Oct 25, 2019 Forging Bare-Metal; Introducing MoltenCore
What would my Cloud look like if I could start fresh and, moreover, if I could pick any technology I wanted? This exact opportunity happened to me during the preparations for the European Cloud Foundry Summit 2019 in The Hague, because Stark & Wayne agreed to sponsor the Hands-On Labs sessions. This meant we would pay for the shared infrastructure, which included a shared Cloud Foundry.
In an effort to save costs, we took the opportunity to re-examine all the different layers which are used to deploy a Cloud Foundry. Starting all the way down from the physical infrastructure, up to way we perform ingress into our system. For this we took an MVP approach to each component in our stack. Using this approach we came up with the following table of functions and technical solutions.
|resource allocation||static placement||BOSH multi-cpi|
|inter-host communication||overlay network||Flannel|
|ingress traffic||network address translation||Docker HostPortBinding|
All we needed now was something to host these technologies. Our ideal solution should require no maintenance, be self updating, and should work on any environment. We found our solution in CoreOS Container Linux; which, out of the box supports docker and Flannel (+ ETCD a dependency of Flannel).
Phase 1: Proof Of Concept
In this phase, we created Terraform automation to create a CoreOS cluster on the Packet.com bare-metal cloud. The Terraform TLS provider was used to generate self-signed certificates for the docker daemons and Ignition was used to configure the daemons with these certificates through Systemd.
We started out using BOSH dynamic networking on top of Flannel; however, we encountered issues with this approach after reboots. This was failing because the container IP's would change, which is not something BOSH templates are built for (they are not re-rendered after reboot). We found that if we prevent the docker daemon from using the Flannel subnet for the default bridge network, we can create a custom docker network with the same subnet which works with BOSH manual networks.
The BOSH cloud and CPI configurations came from a shell script extracting from the Terraform output to obtain the docker daemon endpoints, TLS client certificates and Flannel subnets (which we statically generated in Terraform). Also a helper script was injected to start a shell inside a Docker container from which all interaction with the deployed BUCC could be performed.
We successfully used the proof of concept code to keep a 3 node (32 GB of memory per node) cluster running which hosted the shared Cloud Foundry environment for the European Cloud Foundry Summit 2019 Hands-On Labs sessions. However, some corners were cut in the development of the POC, so we took our initial findings and re-developed the next version from scratch.
Phase 2: Portability
Due to the nature of Ignition configs (they are only applied once during first boot), we had to recreate our testing environment (using Packet.com) many times. The development feedback cycle time was about 10 minutes; also, the lack of a local development environment was problematic. The POC codebase was not architected with supporting different IaaS providers in mind, as a result there was a lot of logic embedded in terraform templates in a non reusable way.
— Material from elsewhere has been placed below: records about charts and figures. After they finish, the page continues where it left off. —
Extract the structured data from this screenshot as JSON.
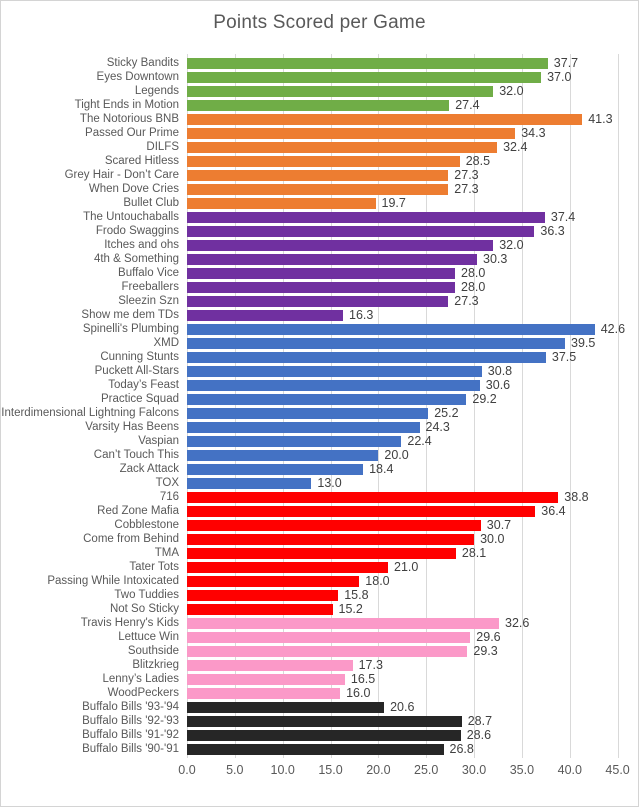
{
  "chart": {
    "title": "Points Scored per Game"
  },
  "chart_data": {
    "type": "bar",
    "orientation": "horizontal",
    "title": "Points Scored per Game",
    "xlabel": "",
    "ylabel": "",
    "xlim": [
      0,
      46.5
    ],
    "x_tick_step": 5,
    "x_ticks": [
      "0.0",
      "5.0",
      "10.0",
      "15.0",
      "20.0",
      "25.0",
      "30.0",
      "35.0",
      "40.0",
      "45.0"
    ],
    "grid": true,
    "legend": false,
    "value_labels": "one-decimal, outside end of bar",
    "colors": {
      "green": "#70AD47",
      "orange": "#ED7D31",
      "purple": "#7030A0",
      "blue": "#4472C4",
      "red": "#FF0000",
      "pink": "#FB99C8",
      "black": "#262626"
    },
    "bars": [
      {
        "label": "Sticky Bandits",
        "value": 37.7,
        "group": "green"
      },
      {
        "label": "Eyes Downtown",
        "value": 37.0,
        "group": "green"
      },
      {
        "label": "Legends",
        "value": 32.0,
        "group": "green"
      },
      {
        "label": "Tight Ends in Motion",
        "value": 27.4,
        "group": "green"
      },
      {
        "label": "The Notorious BNB",
        "value": 41.3,
        "group": "orange"
      },
      {
        "label": "Passed Our Prime",
        "value": 34.3,
        "group": "orange"
      },
      {
        "label": "DILFS",
        "value": 32.4,
        "group": "orange"
      },
      {
        "label": "Scared Hitless",
        "value": 28.5,
        "group": "orange"
      },
      {
        "label": "Grey Hair - Don’t Care",
        "value": 27.3,
        "group": "orange"
      },
      {
        "label": "When Dove Cries",
        "value": 27.3,
        "group": "orange"
      },
      {
        "label": "Bullet Club",
        "value": 19.7,
        "group": "orange"
      },
      {
        "label": "The Untouchaballs",
        "value": 37.4,
        "group": "purple"
      },
      {
        "label": "Frodo Swaggins",
        "value": 36.3,
        "group": "purple"
      },
      {
        "label": "Itches and ohs",
        "value": 32.0,
        "group": "purple"
      },
      {
        "label": "4th & Something",
        "value": 30.3,
        "group": "purple"
      },
      {
        "label": "Buffalo Vice",
        "value": 28.0,
        "group": "purple"
      },
      {
        "label": "Freeballers",
        "value": 28.0,
        "group": "purple"
      },
      {
        "label": "Sleezin Szn",
        "value": 27.3,
        "group": "purple"
      },
      {
        "label": "Show me dem TDs",
        "value": 16.3,
        "group": "purple"
      },
      {
        "label": "Spinelli's Plumbing",
        "value": 42.6,
        "group": "blue"
      },
      {
        "label": "XMD",
        "value": 39.5,
        "group": "blue"
      },
      {
        "label": "Cunning Stunts",
        "value": 37.5,
        "group": "blue"
      },
      {
        "label": "Puckett All-Stars",
        "value": 30.8,
        "group": "blue"
      },
      {
        "label": "Today’s Feast",
        "value": 30.6,
        "group": "blue"
      },
      {
        "label": "Practice Squad",
        "value": 29.2,
        "group": "blue"
      },
      {
        "label": "Interdimensional Lightning Falcons",
        "value": 25.2,
        "group": "blue"
      },
      {
        "label": "Varsity Has Beens",
        "value": 24.3,
        "group": "blue"
      },
      {
        "label": "Vaspian",
        "value": 22.4,
        "group": "blue"
      },
      {
        "label": "Can’t Touch This",
        "value": 20.0,
        "group": "blue"
      },
      {
        "label": "Zack Attack",
        "value": 18.4,
        "group": "blue"
      },
      {
        "label": "TOX",
        "value": 13.0,
        "group": "blue"
      },
      {
        "label": "716",
        "value": 38.8,
        "group": "red"
      },
      {
        "label": "Red Zone Mafia",
        "value": 36.4,
        "group": "red"
      },
      {
        "label": "Cobblestone",
        "value": 30.7,
        "group": "red"
      },
      {
        "label": "Come from Behind",
        "value": 30.0,
        "group": "red"
      },
      {
        "label": "TMA",
        "value": 28.1,
        "group": "red"
      },
      {
        "label": "Tater Tots",
        "value": 21.0,
        "group": "red"
      },
      {
        "label": "Passing While Intoxicated",
        "value": 18.0,
        "group": "red"
      },
      {
        "label": "Two Tuddies",
        "value": 15.8,
        "group": "red"
      },
      {
        "label": "Not So Sticky",
        "value": 15.2,
        "group": "red"
      },
      {
        "label": "Travis Henry's Kids",
        "value": 32.6,
        "group": "pink"
      },
      {
        "label": "Lettuce Win",
        "value": 29.6,
        "group": "pink"
      },
      {
        "label": "Southside",
        "value": 29.3,
        "group": "pink"
      },
      {
        "label": "Blitzkrieg",
        "value": 17.3,
        "group": "pink"
      },
      {
        "label": "Lenny’s Ladies",
        "value": 16.5,
        "group": "pink"
      },
      {
        "label": "WoodPeckers",
        "value": 16.0,
        "group": "pink"
      },
      {
        "label": "Buffalo Bills '93-'94",
        "value": 20.6,
        "group": "black"
      },
      {
        "label": "Buffalo Bills '92-'93",
        "value": 28.7,
        "group": "black"
      },
      {
        "label": "Buffalo Bills '91-'92",
        "value": 28.6,
        "group": "black"
      },
      {
        "label": "Buffalo Bills '90-'91",
        "value": 26.8,
        "group": "black"
      }
    ]
  }
}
Since we already had an ETCD cluster (for Flannel), we decided to move the TLS certificates for the docker daemons into ETCD, and generate them using a custom binary on node startup. We also moved the management of Systemd unit file changes into this same binary. This approach allowed us to decouple from Ignition, which created a faster feedback cycle (around 5 seconds).
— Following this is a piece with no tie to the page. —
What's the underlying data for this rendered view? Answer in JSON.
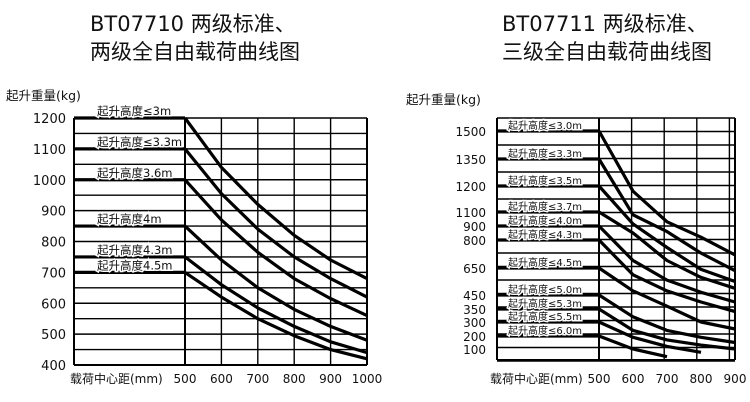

mc binary is written in golang, and is responsible for converting a vanilla CoreOS cluster (with a configured ETCD cluster + Flannel) into a MoltenCore cluster. It is fully cloud agnostic and, as of now, has been tested successfully with coreos-vagrant and Packet.com. Since all docker daemon endpoints end certificates are now available in ETCD we can generate BOSH cloud and cpi configs right after our BUCC is running.
Phase 3: Auto Updates?
As it stands currently, MoltenCore is great for smaller scale Cloud Foundry or Kubernetes clusters; however, I would not yet recommend it for production use. For this, we will need to support clean node reboots (which happen as part of CoreOS during its auto update cycle). We hope to achieve this, at a later time, by taking inspiration from the container-linux-update-operator, which performs this function for k8s.
We also hope to reduce the spin up time of a cluster by packaging BUCC in a Docker image, this would hopefully allow us to move away from `bosh create-env`. Most of the time it takes to spin up BUCC (currently around 10 minutes) is spent on moving around big files (untaring and verifying BOSH releases). Having faster (re)start times for BUCC helps with faster recovery in the case of node updates.
MoltenCore allows running containerized container platforms on bare-metal in a BOSH native way, using a highly available scale-out architecture. The source code of the
mc binary is hosted in the molten-core repo together with the scripts to create a local cluster using vagrant. That being said, the best way to create a MoltenCore cluster is by using one of the platform specific Terraform projects (eg. packet-molten-core).